It has recently been reported in the national press that Unilever could be mulling a sale of their iconic tea brand, PG Tips. Kantar have reported that the total market is worth £667m, however demand for black tea has fallen by 2.7% YOY.
The PG Tips brand, has declined by £5.6m over the last 12 months, after having it's number one spot snapped away by Twinings, who were in turn surpassed by Yorkshire Tea for the top spot. Both have invested heavily in strengthening their brand credentials with above the line spend in recent years.
All is not lost within the category however, with growing sub categories coming through herbal tea, which is now worth £52m, and cold infusions, worth £11.2m.

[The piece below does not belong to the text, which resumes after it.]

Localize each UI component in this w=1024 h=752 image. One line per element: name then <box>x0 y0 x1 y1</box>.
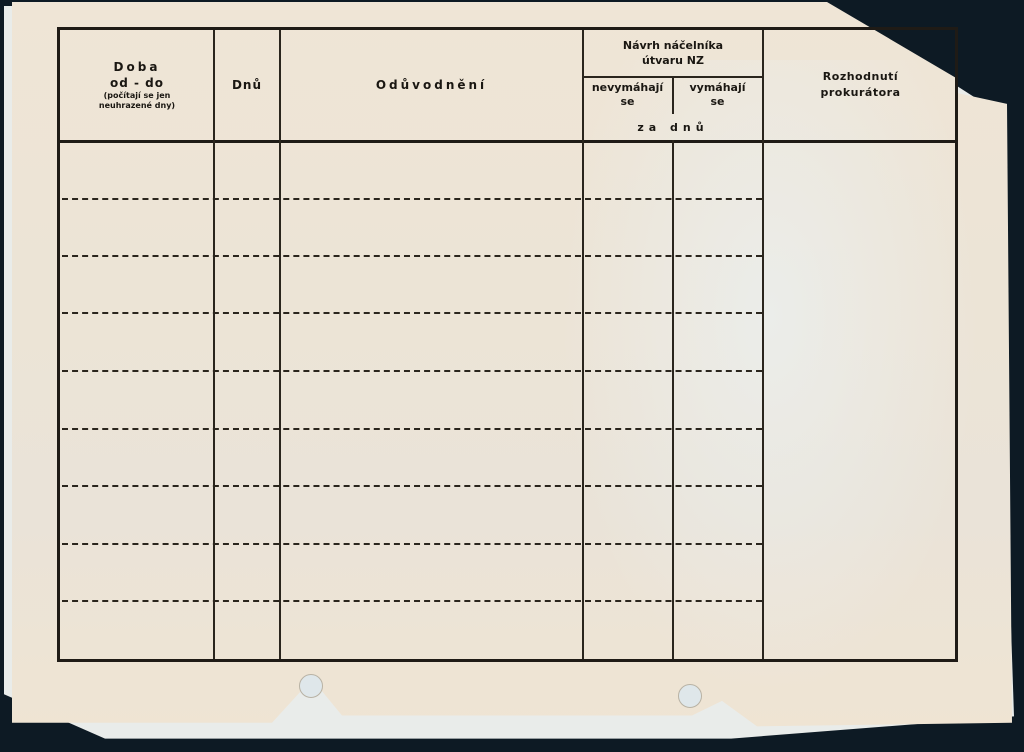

This highlights some important points to consider for established brands who want to avoid the current sales decline predicament of PG Tips;
1. Focus on personality
As Yorkshire Tea have done, you need to invest in driving a bit of brand personality as they have with their recent T.V. campaign featuring Sean Bea, which is full of Yorkshire style banter.
Reinforcing your premium credentials (think Twinings), helps to drive value sales growth. If you don't invest in this area, you run the risk of your product being commoditised, which potentially eradicates the perceived value in the brand from a consumer, and therefore retailer point of view.
3. Innovate to grow
Growth areas within tea, are herbal and cold infusions, so it is important for suppliers such as Unilever to recognise this and expose themselves to growth in these areas. This could be achieved through the PG Tips brand, or with a challenger brand, such as Pukka. Promoting the health benefits of such products will also tie in nicely with the currently popular personal well being trend.
4. Coffee is hot
The Coffee trend continues to march onwards, with more and more demand coming through; coffee on the go, home machines, premium instant brands e.g. Nescafe Azera, and iced coffee. Don't get me wrong, I love a good cup of tea, but let's face it, coffee is just a little bit more exciting! Look at recent investments by other FMCG organisations, such as Coca Cola's acquisition of Costa Coffee. This highlights the long term perceived growth in this area.
Unilever have a job on their hands in turning things around. Will they spread their bets backing both PG Tips and Pukka? Or will they head to the cashier's desk and cash in their PG Chips (apologies!)? We shall see!